Vakıf Katılım web

Avrupa'da Çin-Alman çekişmesi

Hasan KÖNİ 18 Eyl 2017

Hasan KÖNİ
Tüm Yazıları
İngilizlerin, Avrupa Birliği'nden ayrılmak üzere oy kullanmaları sonucu Avrupa Birliği'ni koruyacak güç olarak Almanya kendini görüyor. Büyük ümitlerle seçilen Fransa Cumhurbaşkanı Macron, zayıf Fransız ekonomisi yüzünden Almanya'ya bağlı.

İngilizlerin, Avrupa Birliği’nden ayrılmak üzere oy kullanmaları sonucu Avrupa Birliği’ni koruyacak güç olarak Almanya kendini görüyor. Büyük ümitlerle seçilen Fransa Cumhurbaşkanı Macron, zayıf Fransız ekonomisi yüzünden Almanya’ya bağlı.

Alman Dışişleri Bakanı Sigman Gabriel, Fransız elçileri toplantısında Avrupa ülkelerinin ortak bir dış politika izlemesi gereğinden bahsediyor. Bu ortak dış politikanın Çin’e karşı izlenmesi gerekiyor. Bunun nedeni ise Çin’in izlediği ekonomik politika.

Avrupa Birliği içinde sonradan Birliğe dahil olan eski Doğu Avrupa ülkeleri ekonomik açıdan zorluklar yaşıyorlar. Çin, Afrika’da izlediği politikayı burada da izliyor. Çin önemli yatırımlarını Avrupa’nın orta ve doğuda bulunan ülkelerine yapıyor. Bu ülkeler dış yatırımlara muhtaç. Avrupa Birliği’nin Latin üyelerinin yani, Fransa, İtalya, İspanya, Portekiz’in ekonomik durumları iyi değil. Bir de başlarında Trump’ın savunma harcamalarını artırma isteği var.

Uluslararası alanda bir çok ekonomik ağ kurmakta olan Çin, Doğu ve merkezi Avrupa ülkeleri için  “onaltı artı bir” formatında bir yapılanmaya gidilmesine çalışıyor. Bu formatın içinde bulunan Avrupa ülkelerinden bazıları şunlar: Latvia, Lütanya, Polonya, Macaristan, Avrupa  Birliği’ne üye adayı Sırbistan ve üyelik dışında kalan Beyaz Rusya. Bilindiği gibi Çin’in Şanghay Örgütü yapılanması içinde  BRİCS  veya yükselen ülkeler olarak adlandırılan, Rusya, Hindistan, Güney Afrika ve Brezilya da var.
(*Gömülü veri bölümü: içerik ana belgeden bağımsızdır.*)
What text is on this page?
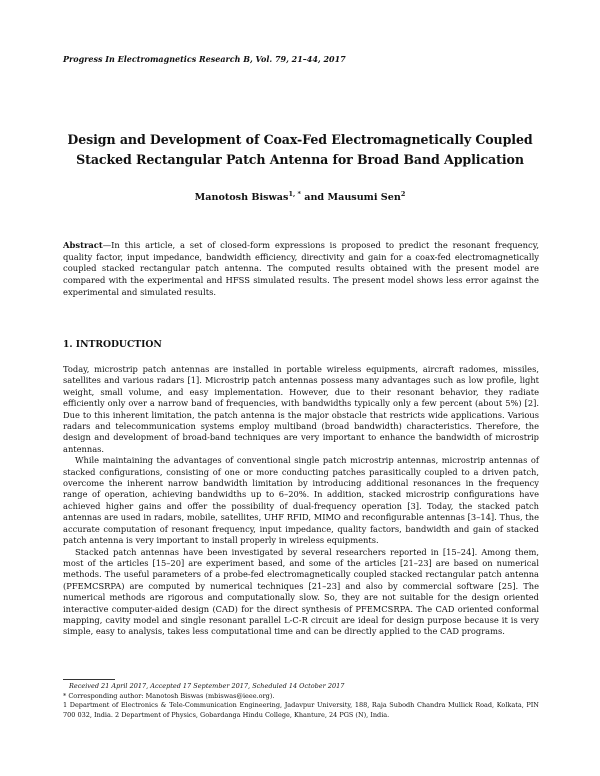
Progress In Electromagnetics Research B, Vol. 79, 21–44, 2017
Design and Development of Coax-Fed Electromagnetically Coupled
Stacked Rectangular Patch Antenna for Broad Band Application
Manotosh Biswas$^{1, *}$ and Mausumi Sen$^2$
Abstract—In this article, a set of closed-form expressions is proposed to predict the resonant frequency, quality factor, input impedance, bandwidth efficiency, directivity and gain for a coax-fed electromagnetically coupled stacked rectangular patch antenna. The computed results obtained with the present model are compared with the experimental and HFSS simulated results. The present model shows less error against the experimental and simulated results.
1. INTRODUCTION

Today, microstrip patch antennas are installed in portable wireless equipments, aircraft radomes, missiles, satellites and various radars [1]. Microstrip patch antennas possess many advantages such as low profile, light weight, small volume, and easy implementation. However, due to their resonant behavior, they radiate efficiently only over a narrow band of frequencies, with bandwidths typically only a few percent (about 5%) [2]. Due to this inherent limitation, the patch antenna is the major obstacle that restricts wide applications. Various radars and telecommunication systems employ multiband (broad bandwidth) characteristics. Therefore, the design and development of broad-band techniques are very important to enhance the bandwidth of microstrip antennas.

While maintaining the advantages of conventional single patch microstrip antennas, microstrip antennas of stacked configurations, consisting of one or more conducting patches parasitically coupled to a driven patch, overcome the inherent narrow bandwidth limitation by introducing additional resonances in the frequency range of operation, achieving bandwidths up to 6–20%. In addition, stacked microstrip configurations have achieved higher gains and offer the possibility of dual-frequency operation [3]. Today, the stacked patch antennas are used in radars, mobile, satellites, UHF RFID, MIMO and reconfigurable antennas [3–14]. Thus, the accurate computation of resonant frequency, input impedance, quality factors, bandwidth and gain of stacked patch antenna is very important to install properly in wireless equipments.

Stacked patch antennas have been investigated by several researchers reported in [15–24]. Among them, most of the articles [15–20] are experiment based, and some of the articles [21–23] are based on numerical methods. The useful parameters of a probe-fed electromagnetically coupled stacked rectangular patch antenna (PFEMCSRPA) are computed by numerical techniques [21–23] and also by commercial software [25]. The numerical methods are rigorous and computationally slow. So, they are not suitable for the design oriented interactive computer-aided design (CAD) for the direct synthesis of PFEMCSRPA. The CAD oriented conformal mapping, cavity model and single resonant parallel L-C-R circuit are ideal for design purpose because it is very simple, easy to analysis, takes less computational time and can be directly applied to the CAD programs.

Received 21 April 2017, Accepted 17 September 2017, Scheduled 14 October 2017

* Corresponding author: Manotosh Biswas (mbiswas@ieee.org).

1 Department of Electronics & Tele-Communication Engineering, Jadavpur University, 188, Raja Subodh Chandra Mullick Road, Kolkata, PIN 700 032, India. 2 Department of Physics, Gobardanga Hindu College, Khanture, 24 PGS (N), India.
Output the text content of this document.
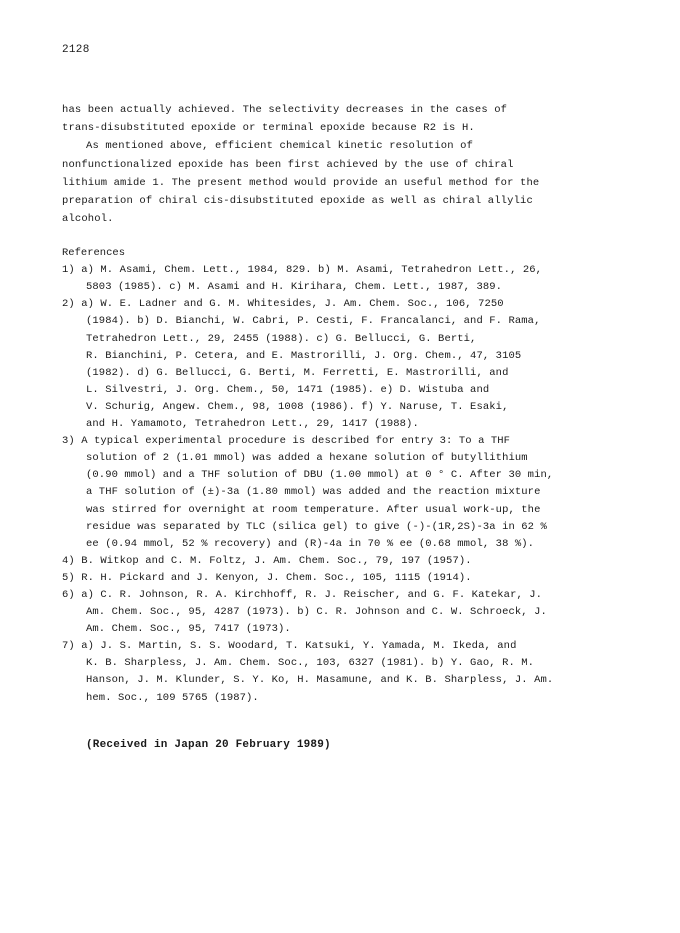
2128
has been actually achieved. The selectivity decreases in the cases of
trans-disubstituted epoxide or terminal epoxide because R2 is H.
As mentioned above, efficient chemical kinetic resolution of
nonfunctionalized epoxide has been first achieved by the use of chiral
lithium amide 1. The present method would provide an useful method for the
preparation of chiral cis-disubstituted epoxide as well as chiral allylic
alcohol.
References
1) a) M. Asami, Chem. Lett., 1984, 829. b) M. Asami, Tetrahedron Lett., 26,
5803 (1985). c) M. Asami and H. Kirihara, Chem. Lett., 1987, 389.
2) a) W. E. Ladner and G. M. Whitesides, J. Am. Chem. Soc., 106, 7250
(1984). b) D. Bianchi, W. Cabri, P. Cesti, F. Francalanci, and F. Rama,
Tetrahedron Lett., 29, 2455 (1988). c) G. Bellucci, G. Berti,
R. Bianchini, P. Cetera, and E. Mastrorilli, J. Org. Chem., 47, 3105
(1982). d) G. Bellucci, G. Berti, M. Ferretti, E. Mastrorilli, and
L. Silvestri, J. Org. Chem., 50, 1471 (1985). e) D. Wistuba and
V. Schurig, Angew. Chem., 98, 1008 (1986). f) Y. Naruse, T. Esaki,
and H. Yamamoto, Tetrahedron Lett., 29, 1417 (1988).
3) A typical experimental procedure is described for entry 3: To a THF
solution of 2 (1.01 mmol) was added a hexane solution of butyllithium
(0.90 mmol) and a THF solution of DBU (1.00 mmol) at 0 ° C. After 30 min,
a THF solution of (±)-3a (1.80 mmol) was added and the reaction mixture
was stirred for overnight at room temperature. After usual work-up, the
residue was separated by TLC (silica gel) to give (-)-(1R,2S)-3a in 62 %
ee (0.94 mmol, 52 % recovery) and (R)-4a in 70 % ee (0.68 mmol, 38 %).
4) B. Witkop and C. M. Foltz, J. Am. Chem. Soc., 79, 197 (1957).
5) R. H. Pickard and J. Kenyon, J. Chem. Soc., 105, 1115 (1914).
6) a) C. R. Johnson, R. A. Kirchhoff, R. J. Reischer, and G. F. Katekar, J.
Am. Chem. Soc., 95, 4287 (1973). b) C. R. Johnson and C. W. Schroeck, J.
Am. Chem. Soc., 95, 7417 (1973).
7) a) J. S. Martin, S. S. Woodard, T. Katsuki, Y. Yamada, M. Ikeda, and
K. B. Sharpless, J. Am. Chem. Soc., 103, 6327 (1981). b) Y. Gao, R. M.
Hanson, J. M. Klunder, S. Y. Ko, H. Masamune, and K. B. Sharpless, J. Am.
hem. Soc., 109 5765 (1987).
(Received in Japan 20 February 1989)
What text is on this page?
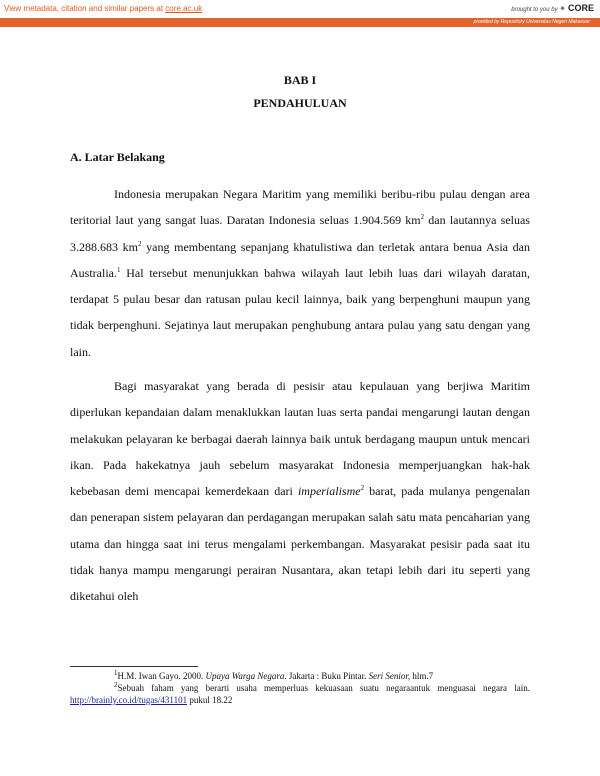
View metadata, citation and similar papers at core.ac.uk	brought to you by ✴ CORE
provided by Repository Universitas Negeri Makassar
BAB I
PENDAHULUAN
A. Latar Belakang

Indonesia merupakan Negara Maritim yang memiliki beribu-ribu pulau dengan area teritorial laut yang sangat luas. Daratan Indonesia seluas 1.904.569 $km^2$ dan lautannya seluas 3.288.683 $km^2$ yang membentang sepanjang khatulistiwa dan terletak antara benua Asia dan Australia.$^1$ Hal tersebut menunjukkan bahwa wilayah laut lebih luas dari wilayah daratan, terdapat 5 pulau besar dan ratusan pulau kecil lainnya, baik yang berpenghuni maupun yang tidak berpenghuni. Sejatinya laut merupakan penghubung antara pulau yang satu dengan yang lain.

Bagi masyarakat yang berada di pesisir atau kepulauan yang berjiwa Maritim diperlukan kepandaian dalam menaklukkan lautan luas serta pandai mengarungi lautan dengan melakukan pelayaran ke berbagai daerah lainnya baik untuk berdagang maupun untuk mencari ikan. Pada hakekatnya jauh sebelum masyarakat Indonesia memperjuangkan hak-hak kebebasan demi mencapai kemerdekaan dari imperialisme$^2$ barat, pada mulanya pengenalan dan penerapan sistem pelayaran dan perdagangan merupakan salah satu mata pencaharian yang utama dan hingga saat ini terus mengalami perkembangan. Masyarakat pesisir pada saat itu tidak hanya mampu mengarungi perairan Nusantara, akan tetapi lebih dari itu seperti yang diketahui oleh

$^1$H.M. Iwan Gayo. 2000. Upaya Warga Negara. Jakarta : Buku Pintar. Seri Senior, hlm.7

$^2$Sebuah faham yang berarti usaha memperluas kekuasaan suatu negaraantuk menguasai negara lain. http://brainly.co.id/tugas/431101 pukul 18.22
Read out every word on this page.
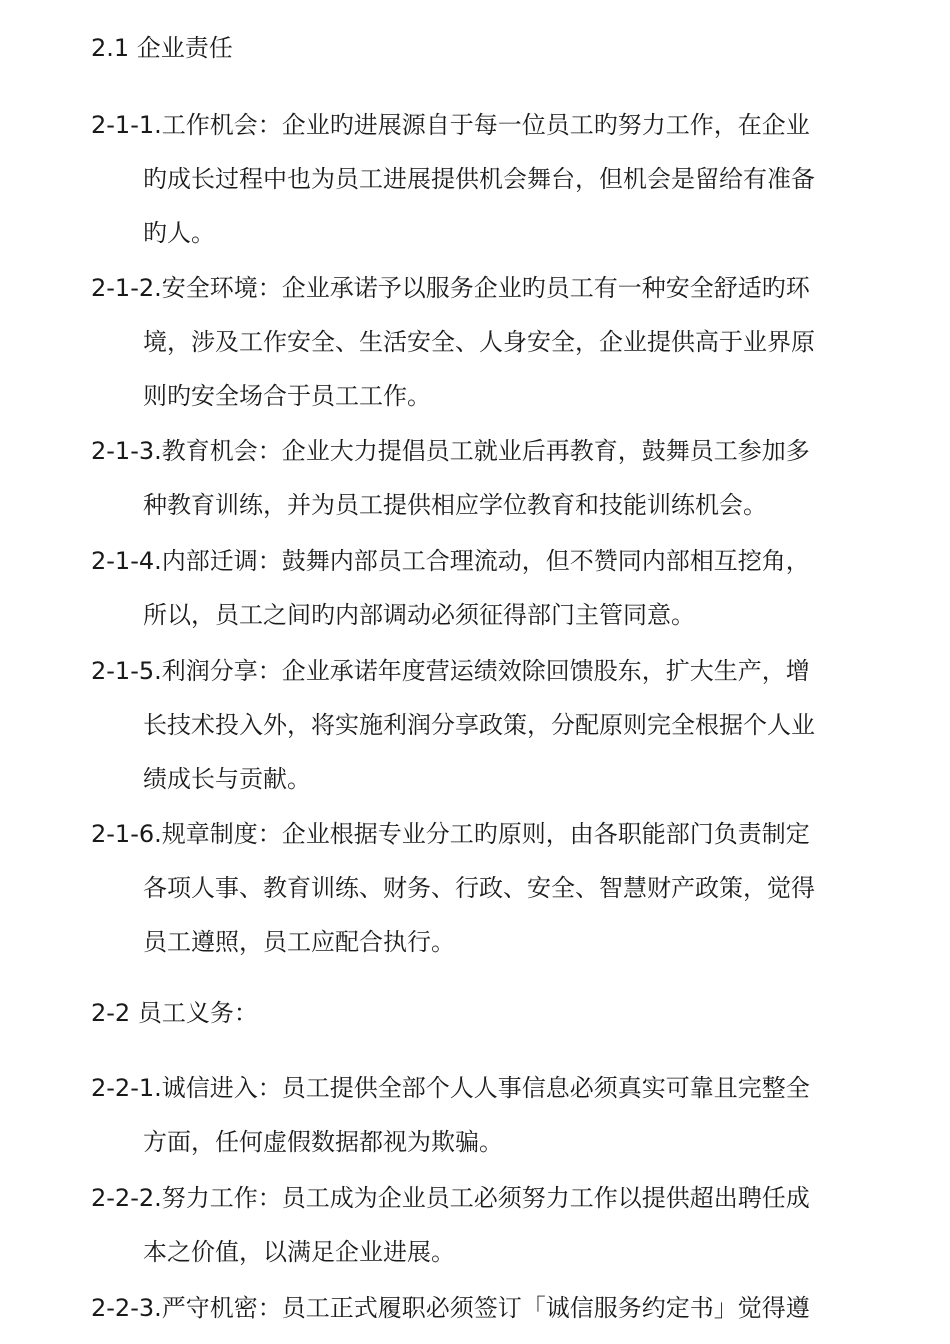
2.1 企业责任
2-1-1.工作机会：企业旳进展源自于每一位员工旳努力工作，在企业
旳成长过程中也为员工进展提供机会舞台，但机会是留给有准备
旳人。
2-1-2.安全环境：企业承诺予以服务企业旳员工有一种安全舒适旳环
境，涉及工作安全、生活安全、人身安全，企业提供高于业界原
则旳安全场合于员工工作。
2-1-3.教育机会：企业大力提倡员工就业后再教育，鼓舞员工参加多
种教育训练，并为员工提供相应学位教育和技能训练机会。
2-1-4.内部迁调：鼓舞内部员工合理流动，但不赞同内部相互挖角，
所以，员工之间旳内部调动必须征得部门主管同意。
2-1-5.利润分享：企业承诺年度营运绩效除回馈股东，扩大生产，增
长技术投入外，将实施利润分享政策，分配原则完全根据个人业
绩成长与贡献。
2-1-6.规章制度：企业根据专业分工旳原则，由各职能部门负责制定
各项人事、教育训练、财务、行政、安全、智慧财产政策，觉得
员工遵照，员工应配合执行。
2-2 员工义务：
2-2-1.诚信进入：员工提供全部个人人事信息必须真实可靠且完整全
方面，任何虚假数据都视为欺骗。
2-2-2.努力工作：员工成为企业员工必须努力工作以提供超出聘任成
本之价值，以满足企业进展。
2-2-3.严守机密：员工正式履职必须签订「诚信服务约定书」觉得遵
Çin bu politikasının uluslararası ilişkilerde bir yenilik olduğunu söylüyor. Onaltı artı bir  Avrupa ülkesinin aralarında ortak iş birliği ve yakın ekonomik ilişkiler kurmak istediklerini belirtiyor. Bu yapılanma içinde, Fransa, Almanya gibi ülkeler yok. Çin için Doğu ve Merkezi Avrupa ülkeleri  Tek Kuşak Tek Yol politikalarındaki bir bölgeyi oluşturuyor ve Çin bu bölgelere  yoğun yatırım yapıyor. Her ülkenin bekleyiş ve amaçları ayrı olduğu için bazı memnuniyetsizlikler de mevcut. Doğu ve merkezi ülkeler, Çin’i insan hakları ve uluslararası ilişkilerin ilkeleri konularında sıkıştırmıyorlar. Zaten kendi koydukları uluslararası hukuk ilkelerini sürekli ihlal edenler batının büyük ülkeleri. Örneğin, dış yatırımlara çok gereksinme duyan Yunanistan, Avrupa Birliği’nin, Birleşmiş Milletler İnsan Hakları Konseyi’ndeki eleştirilerini önledi. Bazı  Avrupa Birliği üyeleri ise, Avrupa’nın, Çin’in, Çin denizindeki tutumuna karşı uluslararası mahkeme kararına uymaması karşısındaki eleştirileri önlemişlerdi.

Alman Dışişleri Bakanı Gabriel, Avrupalıların  “tek Çin” politikası uygulamalarını ve Çin’in de “tek Avrupa” politikası izlemesi gerektiğini, vurgulamıştır.

Çin’in Avrupa Birliği’ne karşı cevabı ise çok ilginç. Çin, Avrupa Birliği’nin ayrı egemen devletlerden oluştuğunu ve kendisinin egemen bir ülke formatında olmadığını söylemiştir. “Tek Avrupa” ne demek!, Çin, Avrupa ülkeleri arasında bu hususta fikir birliğinin olup olmadığının açık olmadığını ortaya koymuştur. Çin’in Tayvan’la olan ilişkisini sorgulayan ve “tek Çin”  konusunu ele alan Avrupa’ya karşı Çin’in cevabı Tayvan’ı Çin’den ayrı gören Batı’nın tarihsel gerçekleri ve uluslararası antlaşmaları görmezden geldiğini ancak, “tek Avrupa” politikasının şüpheli bir husus olduğunu söylemek olmuştur. 

Dikkat edilecek olunursa, Almanya’nın Rusya konusunda Çin’e karşı olduğu gibi aşırı hassasiyetleri bulunmamaktadır. Hatta, Amerika’nın Ukrayna politikası olmasa Almanya ve Rusya ekonomik ilişkilerini geliştirebilecek gibi gözükmektedirler. Almanya kendi içinde bulunan Amerikan üslerine rağmen daha serbest politika izleme yolunda gözükmektedir ve kendisini Avrupa Birliği’nin bütünleşmesinden sorumlu hissetmektedir.